José Parlá’s massive mural in the lobby of One World Trade Center behaves almost as a large welcome mat.
One World Trade opened its doors earlier this month, 13 years after the attacks of September 11, 2001, and eight years after the construction began on a new tower. (It is notably the new home of Condé Nast publications.)
With all eyes on the $3.9 billion skyscraper, the choice of what kind of art to install was surprisingly tricky. Andrew Dermont, who helped advise on the project, told the Economist, “We were trying to put art in the building that we thought would be unifying, instead of divisive.

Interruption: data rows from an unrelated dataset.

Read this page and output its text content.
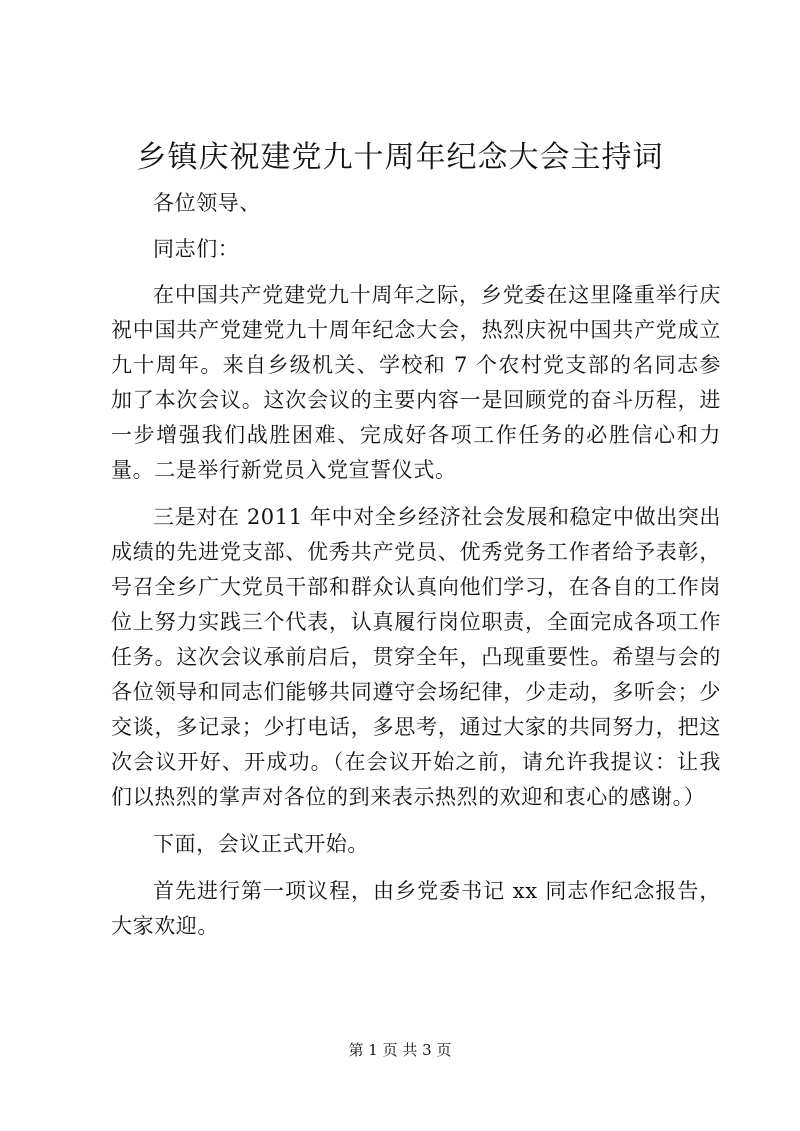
乡镇庆祝建党九十周年纪念大会主持词

各位领导、

同志们：

在中国共产党建党九十周年之际，乡党委在这里隆重举行庆祝中国共产党建党九十周年纪念大会，热烈庆祝中国共产党成立九十周年。来自乡级机关、学校和 7 个农村党支部的名同志参加了本次会议。这次会议的主要内容一是回顾党的奋斗历程，进一步增强我们战胜困难、完成好各项工作任务的必胜信心和力量。二是举行新党员入党宣誓仪式。

三是对在 2011 年中对全乡经济社会发展和稳定中做出突出成绩的先进党支部、优秀共产党员、优秀党务工作者给予表彰，号召全乡广大党员干部和群众认真向他们学习，在各自的工作岗位上努力实践三个代表，认真履行岗位职责，全面完成各项工作任务。这次会议承前启后，贯穿全年，凸现重要性。希望与会的各位领导和同志们能够共同遵守会场纪律，少走动，多听会；少交谈，多记录；少打电话，多思考，通过大家的共同努力，把这次会议开好、开成功。（在会议开始之前，请允许我提议：让我们以热烈的掌声对各位的到来表示热烈的欢迎和衷心的感谢。）

下面，会议正式开始。

首先进行第一项议程，由乡党委书记 xx 同志作纪念报告，大家欢迎。

第 1 页 共 3 页
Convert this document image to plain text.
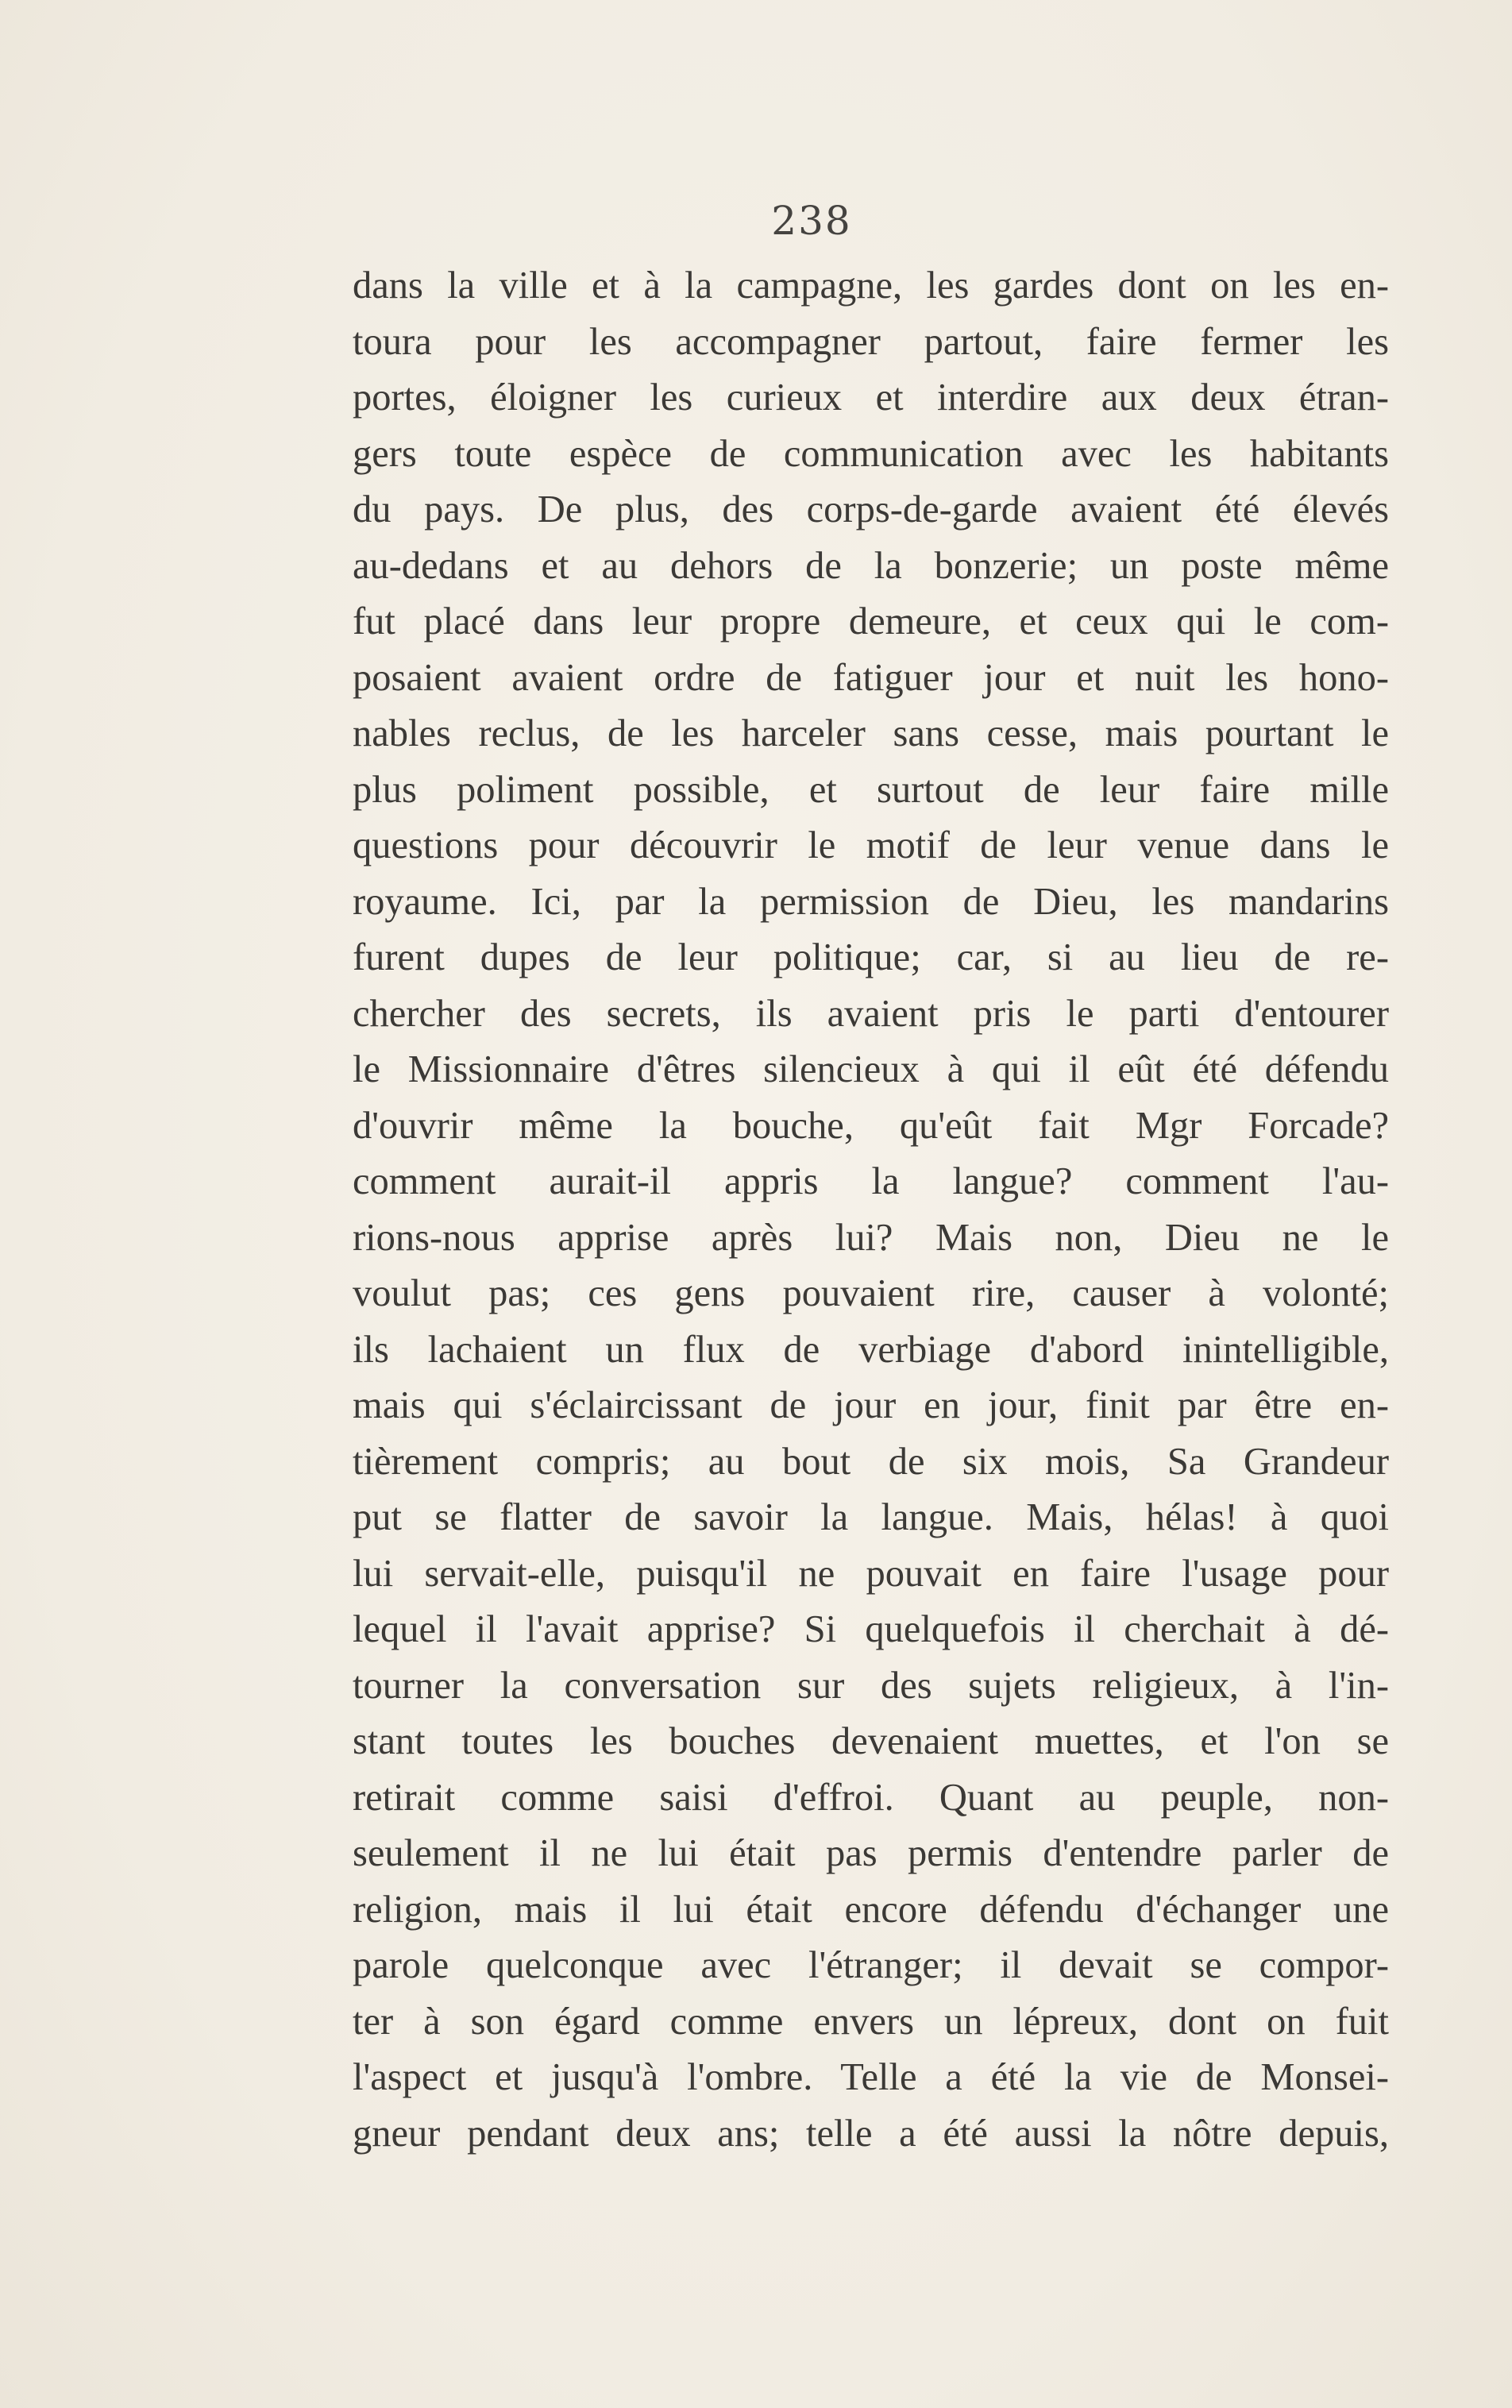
238
dans la ville et à la campagne, les gardes dont on les en-
toura pour les accompagner partout, faire fermer les
portes, éloigner les curieux et interdire aux deux étran-
gers toute espèce de communication avec les habitants
du pays. De plus, des corps-de-garde avaient été élevés
au-dedans et au dehors de la bonzerie; un poste même
fut placé dans leur propre demeure, et ceux qui le com-
posaient avaient ordre de fatiguer jour et nuit les hono-
nables reclus, de les harceler sans cesse, mais pourtant le
plus poliment possible, et surtout de leur faire mille
questions pour découvrir le motif de leur venue dans le
royaume. Ici, par la permission de Dieu, les mandarins
furent dupes de leur politique; car, si au lieu de re-
chercher des secrets, ils avaient pris le parti d'entourer
le Missionnaire d'êtres silencieux à qui il eût été défendu
d'ouvrir même la bouche, qu'eût fait Mgr Forcade?
comment aurait-il appris la langue? comment l'au-
rions-nous apprise après lui? Mais non, Dieu ne le
voulut pas; ces gens pouvaient rire, causer à volonté;
ils lachaient un flux de verbiage d'abord inintelligible,
mais qui s'éclaircissant de jour en jour, finit par être en-
tièrement compris; au bout de six mois, Sa Grandeur
put se flatter de savoir la langue. Mais, hélas! à quoi
lui servait-elle, puisqu'il ne pouvait en faire l'usage pour
lequel il l'avait apprise? Si quelquefois il cherchait à dé-
tourner la conversation sur des sujets religieux, à l'in-
stant toutes les bouches devenaient muettes, et l'on se
retirait comme saisi d'effroi. Quant au peuple, non-
seulement il ne lui était pas permis d'entendre parler de
religion, mais il lui était encore défendu d'échanger une
parole quelconque avec l'étranger; il devait se compor-
ter à son égard comme envers un lépreux, dont on fuit
l'aspect et jusqu'à l'ombre. Telle a été la vie de Monsei-
gneur pendant deux ans; telle a été aussi la nôtre depuis,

We wanted it to accommodate everyone’s tastes.” A difficult mission, to say the least.
It was Asher Edelman, a financier (often cited as one of the inspirations for the character Gordon Gekko) and the owner of Edelman Arts who chose the Brooklyn-based painter Parlá for the project.
Parlá, who has previously painted murals at Barclays Center and the Brooklyn Academy of Music, worked on the piece for eight months in his studio and two weeks on-site. He wants the work, which is titled ONE: Union of the Senses, to stand as a symbol of diversity.
The lively, jewel-toned mural will greet an estimated 20,000 visitors a day. “I think that the role of the art is to create life within a building,” said Edelman, “It’s not just about white marble walls, it’s about spirit and life. From the building’s point of view, it’s about branding, and something that is beyond the simple walls.”